Today's Gloucester Times reports on an email from Education Secretary Paul Reville to Commissioner Mitchell Chester, in which Reville lobbies Chester to approve the Gloucester Community Arts Charter School based on political considerations. The application was not recommended for approval by the Department of Elementary and Secondary Education's charter school office.
Needless to say, local officials are outraged.
"The e-mail appears to confirm what many of us have believed all along: The Board of Education's deliberations on the Gloucester Community Arts Charter school proposal were a politically orchestrated charade," said Superintendent Christopher Farmer, who has spearheaded the local opposition.
"The whole episode shatters the credibility of the Secretary of Education and the commissioner, while at the same time approving the establishment of a charter school in Gloucester which does not meet the established criteria for approval," Farmer said. "Gloucester is to be collateral damage in the cause of a wider political agenda,"
State Rep. Ann-Margaret Ferrante, who worked to bring a state oversight committee to Gloucester to hear testimony on the charter issue, called it disappointing.
"This is further evidence that the decision was based on moving forward a charter school agenda rather than a true evaluation of an application," Ferrante said. "It disappoints me that moving forward with the agenda was more important than the education of our district's children."
Chester's endorsement of the school came against the advice of charter school experts in his own office, which had recommended that the Gloucester application "not be approved," along with the two other charter bids this year.

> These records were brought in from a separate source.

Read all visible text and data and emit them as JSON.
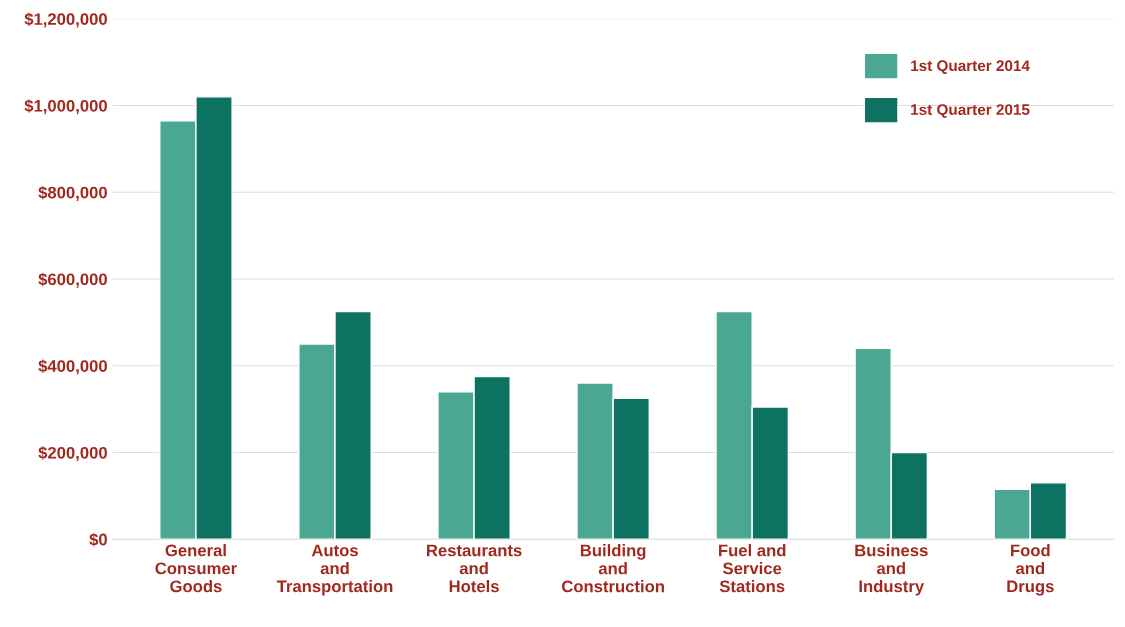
{
  "chart_data": {
    "type": "bar",
    "categories": [
      "General\nConsumer\nGoods",
      "Autos\nand\nTransportation",
      "Restaurants\nand\nHotels",
      "Building\nand\nConstruction",
      "Fuel and\nService\nStations",
      "Business\nand\nIndustry",
      "Food\nand\nDrugs"
    ],
    "series": [
      {
        "name": "1st Quarter 2014",
        "color": "#4aa892",
        "values": [
          965000,
          450000,
          340000,
          360000,
          525000,
          440000,
          115000
        ]
      },
      {
        "name": "1st Quarter 2015",
        "color": "#0e7263",
        "values": [
          1020000,
          525000,
          375000,
          325000,
          305000,
          200000,
          130000
        ]
      }
    ],
    "ylim": [
      0,
      1200000
    ],
    "yticks": [
      {
        "value": 0,
        "label": "$0"
      },
      {
        "value": 200000,
        "label": "$200,000"
      },
      {
        "value": 400000,
        "label": "$400,000"
      },
      {
        "value": 600000,
        "label": "$600,000"
      },
      {
        "value": 800000,
        "label": "$800,000"
      },
      {
        "value": 1000000,
        "label": "$1,000,000"
      },
      {
        "value": 1200000,
        "label": "$1,200,000"
      }
    ],
    "grid": "y",
    "legend": "top right"
  }
}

In his request to Chester, acquired by the Times through the state's public records law, Reville warned that rejecting all three charters would get the Patrick administration "permanently labeled as hostile" to charter schools, something that would "cripple us with a number of key, moderate allies like the (Boston) Globe and Boston Foundation."
Boston Foundation? Is Secretary Reville saying that the Boston Foundation is a lobbying group for charter schools? Is this the group that wrote a "report" that charter lobbyists continually cite as a reason to expand Commonwealth Charters?

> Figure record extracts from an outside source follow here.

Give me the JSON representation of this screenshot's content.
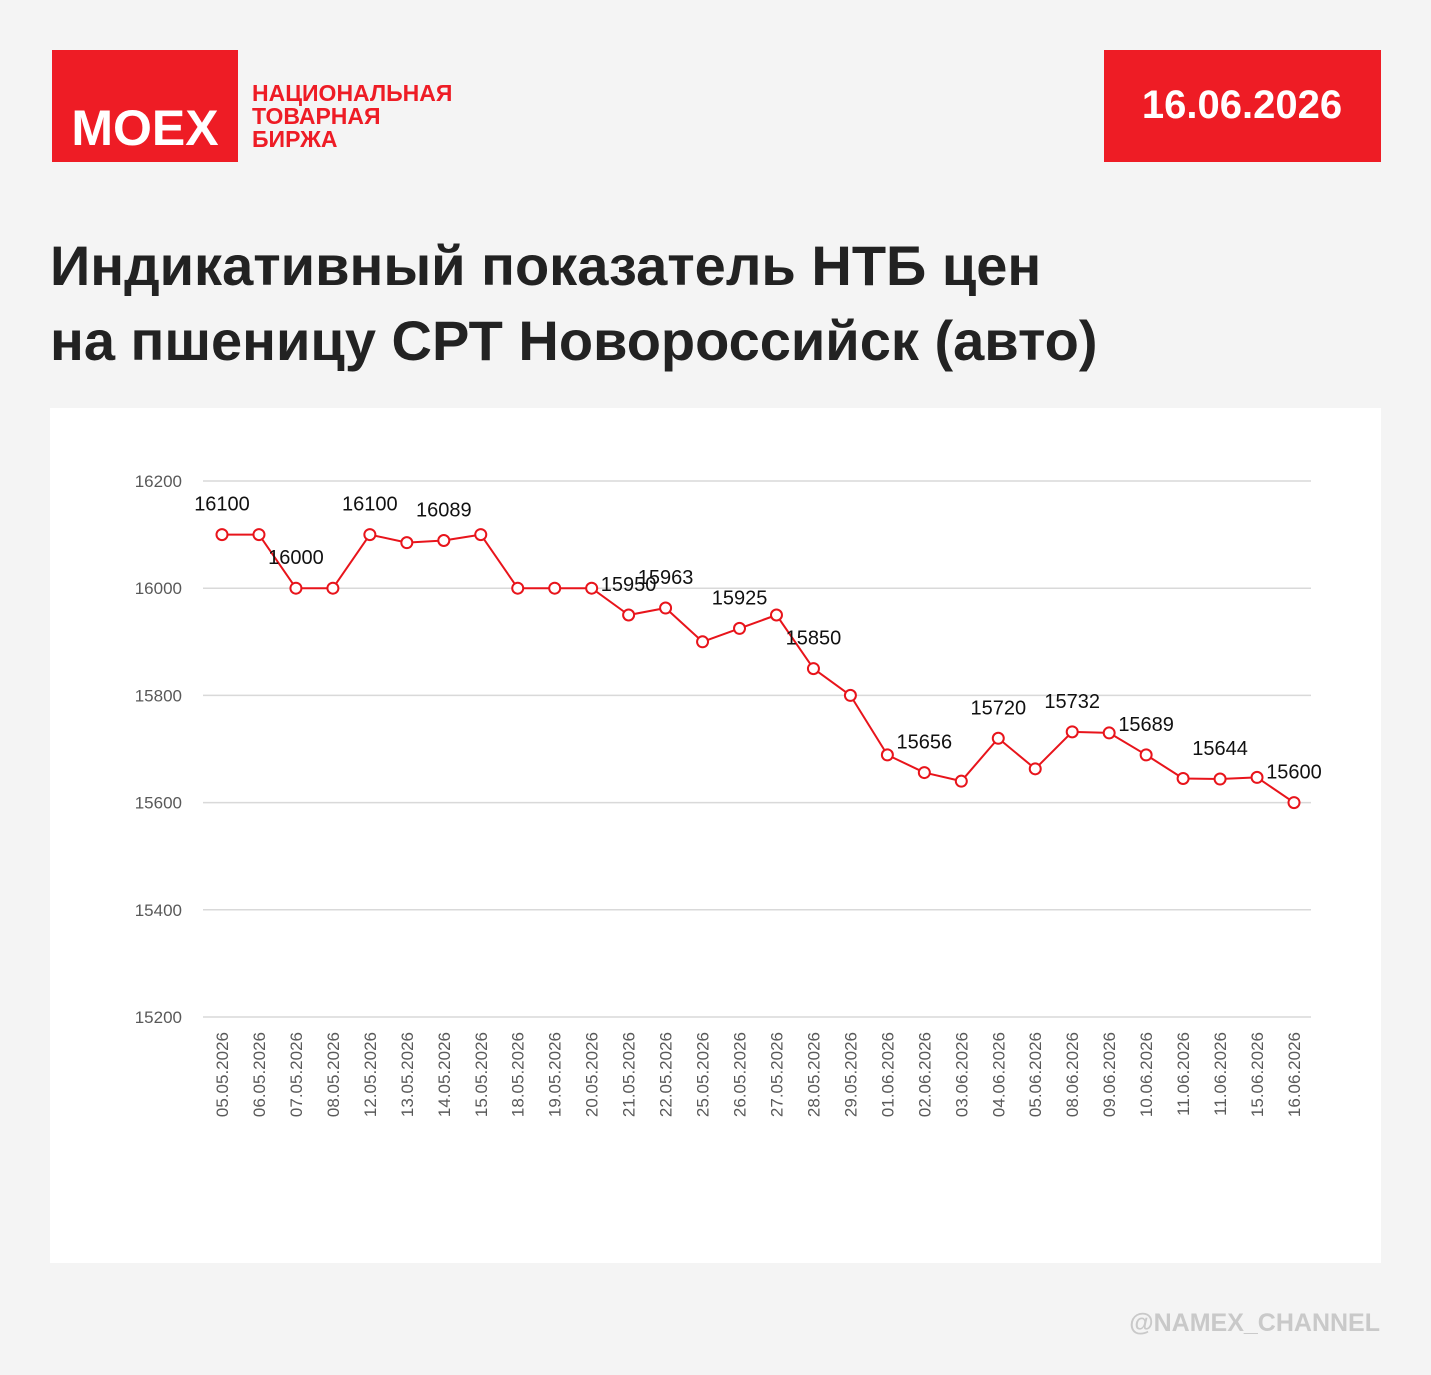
{
  "header": {
    "logo": "MOEX",
    "exchange_name": [
      "НАЦИОНАЛЬНАЯ",
      "ТОВАРНАЯ",
      "БИРЖА"
    ],
    "date": "16.06.2026"
  },
  "chart_data": {
    "type": "line",
    "title": [
      "Индикативный показатель НТБ цен",
      "на пшеницу СРТ Новороссийск (авто)"
    ],
    "categories": [
      "05.05.2026",
      "06.05.2026",
      "07.05.2026",
      "08.05.2026",
      "12.05.2026",
      "13.05.2026",
      "14.05.2026",
      "15.05.2026",
      "18.05.2026",
      "19.05.2026",
      "20.05.2026",
      "21.05.2026",
      "22.05.2026",
      "25.05.2026",
      "26.05.2026",
      "27.05.2026",
      "28.05.2026",
      "29.05.2026",
      "01.06.2026",
      "02.06.2026",
      "03.06.2026",
      "04.06.2026",
      "05.06.2026",
      "08.06.2026",
      "09.06.2026",
      "10.06.2026",
      "11.06.2026",
      "11.06.2026",
      "15.06.2026",
      "16.06.2026"
    ],
    "values": [
      16100,
      16100,
      16000,
      16000,
      16100,
      16085,
      16089,
      16100,
      16000,
      16000,
      16000,
      15950,
      15963,
      15900,
      15925,
      15950,
      15850,
      15800,
      15689,
      15656,
      15640,
      15720,
      15663,
      15732,
      15730,
      15689,
      15645,
      15644,
      15647,
      15600
    ],
    "labeled_points": [
      0,
      2,
      4,
      6,
      11,
      12,
      14,
      16,
      19,
      21,
      23,
      25,
      27,
      29
    ],
    "color": "#e8141b",
    "ylim": [
      15200,
      16200
    ],
    "yticks": [
      15200,
      15400,
      15600,
      15800,
      16000,
      16200
    ],
    "grid": true
  },
  "watermark": "@NAMEX_CHANNEL"
}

Anyway, it seems that the Department of Elementary and Secondary Education determined that the Gloucester charter school should not be approved. Reville then tells Chester that the Gloucester proposal is a bitter pill that needs to be swallowed for political reasons. Only problem, it's the taxpayers of Gloucester who are the ones who are being force-fed this bitter pill by the state. And they want to lift the charter school cap so more communities will need to swallow bitter, poision pills for political expediency?

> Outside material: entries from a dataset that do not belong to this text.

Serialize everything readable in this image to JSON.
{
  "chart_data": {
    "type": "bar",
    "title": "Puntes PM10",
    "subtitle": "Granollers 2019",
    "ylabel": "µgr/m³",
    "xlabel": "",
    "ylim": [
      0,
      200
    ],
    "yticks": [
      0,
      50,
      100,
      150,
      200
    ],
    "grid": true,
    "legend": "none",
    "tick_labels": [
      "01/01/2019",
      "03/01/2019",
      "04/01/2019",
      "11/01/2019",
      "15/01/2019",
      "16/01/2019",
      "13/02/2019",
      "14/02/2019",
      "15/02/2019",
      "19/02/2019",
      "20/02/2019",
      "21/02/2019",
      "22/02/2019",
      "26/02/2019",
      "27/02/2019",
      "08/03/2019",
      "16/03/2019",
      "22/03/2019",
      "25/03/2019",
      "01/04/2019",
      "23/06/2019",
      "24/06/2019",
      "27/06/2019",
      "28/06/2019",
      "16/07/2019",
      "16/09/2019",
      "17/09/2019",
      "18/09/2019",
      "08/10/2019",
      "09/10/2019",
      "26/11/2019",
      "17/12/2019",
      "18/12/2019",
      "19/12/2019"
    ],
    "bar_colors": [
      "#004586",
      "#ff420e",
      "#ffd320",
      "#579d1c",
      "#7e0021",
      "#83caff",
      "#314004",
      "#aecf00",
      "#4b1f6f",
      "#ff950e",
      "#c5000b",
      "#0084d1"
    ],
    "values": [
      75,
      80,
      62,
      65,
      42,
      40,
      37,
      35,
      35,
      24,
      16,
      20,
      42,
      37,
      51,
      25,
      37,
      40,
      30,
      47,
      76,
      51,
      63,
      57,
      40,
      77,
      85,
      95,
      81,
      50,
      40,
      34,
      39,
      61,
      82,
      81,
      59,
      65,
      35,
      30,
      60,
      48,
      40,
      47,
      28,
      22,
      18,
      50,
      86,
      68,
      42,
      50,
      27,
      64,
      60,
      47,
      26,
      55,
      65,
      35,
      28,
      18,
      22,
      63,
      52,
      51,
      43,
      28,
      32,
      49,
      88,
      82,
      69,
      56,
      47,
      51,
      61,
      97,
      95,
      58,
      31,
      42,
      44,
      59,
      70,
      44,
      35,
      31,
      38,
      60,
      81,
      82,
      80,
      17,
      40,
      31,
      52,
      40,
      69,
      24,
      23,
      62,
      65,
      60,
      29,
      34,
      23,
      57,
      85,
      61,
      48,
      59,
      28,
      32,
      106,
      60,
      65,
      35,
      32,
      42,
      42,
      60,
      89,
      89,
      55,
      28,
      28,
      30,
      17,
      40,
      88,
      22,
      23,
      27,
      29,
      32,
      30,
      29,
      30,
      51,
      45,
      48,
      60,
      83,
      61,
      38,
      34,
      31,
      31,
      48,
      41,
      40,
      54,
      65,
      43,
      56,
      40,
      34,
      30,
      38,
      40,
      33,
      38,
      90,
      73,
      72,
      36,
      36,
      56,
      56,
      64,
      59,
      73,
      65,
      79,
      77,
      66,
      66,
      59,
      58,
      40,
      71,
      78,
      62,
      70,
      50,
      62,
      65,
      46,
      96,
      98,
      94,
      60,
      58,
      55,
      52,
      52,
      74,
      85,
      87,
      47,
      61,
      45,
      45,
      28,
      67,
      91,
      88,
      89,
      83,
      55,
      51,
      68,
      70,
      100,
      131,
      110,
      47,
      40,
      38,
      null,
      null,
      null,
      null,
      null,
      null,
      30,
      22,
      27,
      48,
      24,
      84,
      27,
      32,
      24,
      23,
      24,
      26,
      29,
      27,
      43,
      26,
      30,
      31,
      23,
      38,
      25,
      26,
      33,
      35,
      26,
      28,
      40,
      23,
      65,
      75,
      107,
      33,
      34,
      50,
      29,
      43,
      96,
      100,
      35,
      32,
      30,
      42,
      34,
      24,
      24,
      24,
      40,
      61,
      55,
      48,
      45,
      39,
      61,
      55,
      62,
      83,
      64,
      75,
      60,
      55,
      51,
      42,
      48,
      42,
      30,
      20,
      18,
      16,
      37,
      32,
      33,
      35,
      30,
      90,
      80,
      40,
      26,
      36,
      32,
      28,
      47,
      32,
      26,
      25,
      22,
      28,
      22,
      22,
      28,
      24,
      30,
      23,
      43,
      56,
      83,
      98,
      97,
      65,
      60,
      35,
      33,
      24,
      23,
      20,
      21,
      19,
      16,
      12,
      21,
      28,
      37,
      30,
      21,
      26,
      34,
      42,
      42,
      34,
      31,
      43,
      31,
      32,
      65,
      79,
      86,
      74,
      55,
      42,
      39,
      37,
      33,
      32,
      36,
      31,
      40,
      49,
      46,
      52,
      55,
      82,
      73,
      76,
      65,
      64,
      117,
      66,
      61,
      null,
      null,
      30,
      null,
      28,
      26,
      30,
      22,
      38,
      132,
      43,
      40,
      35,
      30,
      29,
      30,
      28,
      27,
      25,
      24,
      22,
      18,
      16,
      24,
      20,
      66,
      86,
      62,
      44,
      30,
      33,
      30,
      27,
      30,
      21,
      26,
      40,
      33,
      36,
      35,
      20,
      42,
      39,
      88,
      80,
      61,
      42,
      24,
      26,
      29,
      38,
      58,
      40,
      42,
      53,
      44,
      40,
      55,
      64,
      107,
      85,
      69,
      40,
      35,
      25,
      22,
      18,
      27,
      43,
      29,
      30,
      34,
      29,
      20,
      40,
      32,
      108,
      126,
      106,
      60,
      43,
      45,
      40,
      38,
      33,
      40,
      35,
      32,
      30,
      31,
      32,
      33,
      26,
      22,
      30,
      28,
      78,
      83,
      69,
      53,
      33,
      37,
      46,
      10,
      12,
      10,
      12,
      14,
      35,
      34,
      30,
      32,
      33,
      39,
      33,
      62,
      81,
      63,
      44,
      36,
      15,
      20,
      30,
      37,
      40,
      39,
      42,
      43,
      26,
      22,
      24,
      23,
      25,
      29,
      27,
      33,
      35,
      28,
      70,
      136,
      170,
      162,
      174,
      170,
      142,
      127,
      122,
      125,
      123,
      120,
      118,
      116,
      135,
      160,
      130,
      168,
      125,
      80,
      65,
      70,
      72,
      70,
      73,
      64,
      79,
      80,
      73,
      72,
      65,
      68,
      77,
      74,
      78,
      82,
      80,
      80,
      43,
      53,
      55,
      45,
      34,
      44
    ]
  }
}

Here is a text of the Reville email, as published by the Gloucester Times:
From: Reville, Paul
Sent: Thursday, February 5, 2009, 11:54 p.m.
To: Chester, Mitchell D. (DOE)
Subject: charters
Mitchell,
Hope all's well and warm in AZ. I appreciated our talk today and your openness and flexibility. This situation presents one of those painful dilemmas. In addition to being a no-win situation, it forces us into a political cul de sac where we could be permanently trapped. Our reality is that we have to show some sympathy in this group of charters or we'll get permanently labeled as hostile and they will cripple us with a number of key moderate allies like the Globe and the Boston Foundation. Frankly, I'd rather fight for the kids in the Waltham situation, but it sounds like you can't find a solid basis for standing behind that one. I'm not inclined to push Worcester, so that leaves Gloucester. My inclination is to think that you, I and the Governor all need to send at least one positive signal in this batch, and I gather that you think the best candidate is Gloucester. Can you see your way clear to supporting it? Would you want to do the financial trigger even in light of likely stimulus aid?
Thanks for not seeing this as an independence issue. It really is a matter of positioning ourselves so that we can be viable to implement the rest of our agenda. It's a tough but I think necessary pill to swallow. Let's discuss some more tomorrow.